Белла вздохнула с облегчением и откинулась назад, на спинку стула:
— Думаю, что это, правда, самое лучшее решение. Мы бы чувствовали себя ужасно, если бы отослали его из дома в такой день. Как, говоришь, он сказал? Только «лехаим» и «всего наилучшего»? Действительно, одного нельзя сказать о нашем дедушке: что у него нет чувства юмора — оно есть и всегда было.
— Одного не скажешь и о его внучке: что у нее нет предчувствия опасности. Я пристроюсь к нему и не отойду весь вечер — для большей надежности.
— Все будет в порядке, — улыбнулась Белла и прижала ладонь к сердцу. — Сердце подсказывает мне, что так и будет.
В праздничный вечер была исключительно приятная погода. Уже конец лета, но осень еще не началась — «бесхозные» часы быстротечны и удивительно хороши. Белла, важность события для которой начала теперь осозноваться ею, двигалась, как сомнамбула, среди элегантных гостей, прогуливающихся с бокалами вина в руках внутри ореола мягкого света, распространяемого на поверхности травы круглыми садовыми фонарями. Молниеносные вспышки фотоаппаратов добавляли виду значительности. Она краешком глаза осматривала сватью, с удовольствием открывая, что та действительно высокого роста, но слишком худа, и перед платья, весь в складках, чтобы замаскировать плоскую, как у подростка, грудь, не справляется со своей задачей. Да и остальное воспринималось как безуспешный ход: розовое платье было слишком бледного оттенка, узел шнурка на талии был сложным и вынуждал женщину каждый раз распутывать его и завязывать заново.

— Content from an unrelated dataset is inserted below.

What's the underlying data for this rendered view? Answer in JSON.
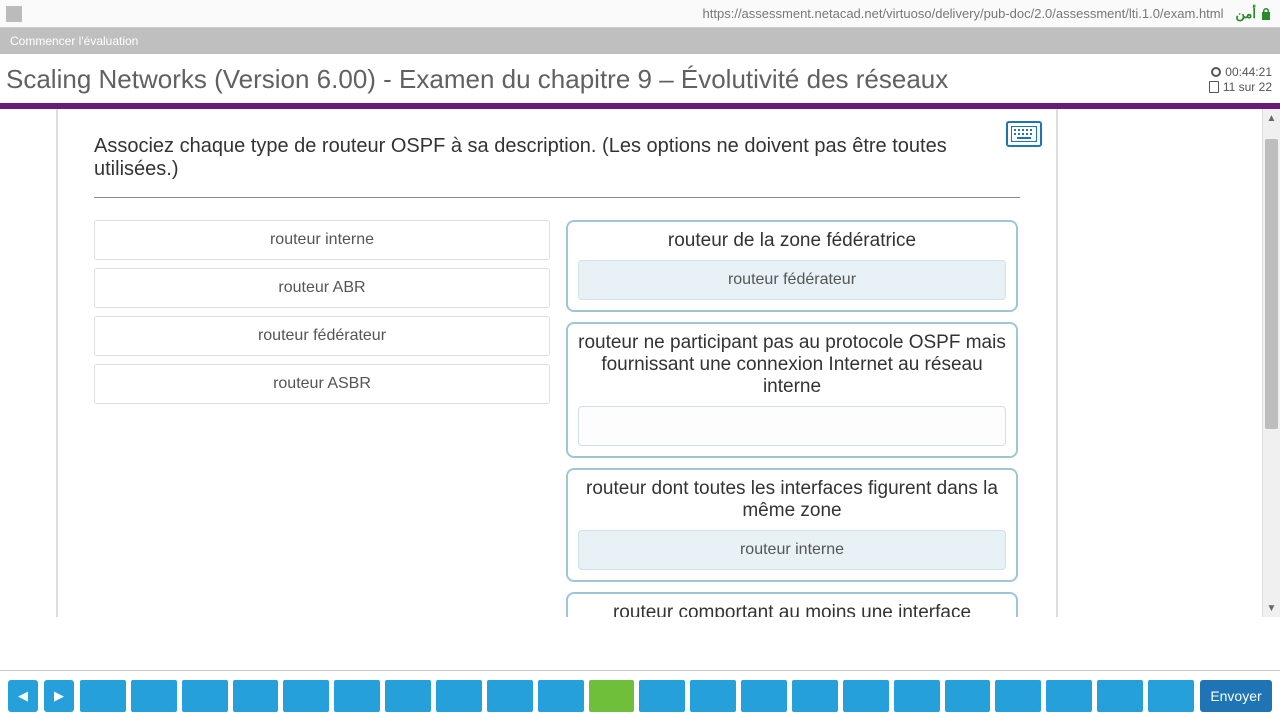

Крутясь в саду, как во сне, Белла ощущала внутри себя счастье, как реальность. Все выглядело таким безупречным: образцово накрытый стол, блюда на нем, заполняющиеся, как по мановению волшебной палочки, и стоящие все время, как новые, как будто и впрямь стол накрывается заново; маленький оркестр, играющий с приятностью, достаточно громко, чтобы было слышно, но вполне мягко, чтобы не заглушать беседу. В ее поле зрения постоянно находилась Хаяле, неотступно, как искушенный охотник, следящая за дедушкой. Даже если повернется к нему спиной и ответит поздравляющему ее — почувствует его движения. Старик выглядел сияющим и праздничным, отвечал тем, кто подходил с поздравлениями, гладил детей по головкам. Иногда, если ей казалось, что он слишком затягивает беседу, она приближалась к нему как бы случайно, проходила сзади него, прислушиваясь. Один раз она направилась в его сторону, усмотрев признаки опасности. Она узнала этот взгляд, эту поднимающуюся руку, всегда предваряющую готовые вырваться наружу слова. Он уже открыл рот, чтобы заговорить, когда на нем остановился ее тяжелый взгляд. Через длинный стол он неожиданно лукаво улыбнулся ей, как человек, пойманный с поличным, и воскликнул: «Лехаим, Хаяле, лехаим!» — и добавил, как будто вспомнив: «И всего наилучшего», — и засмеялся, как ребенок, подшутивший над взрослым.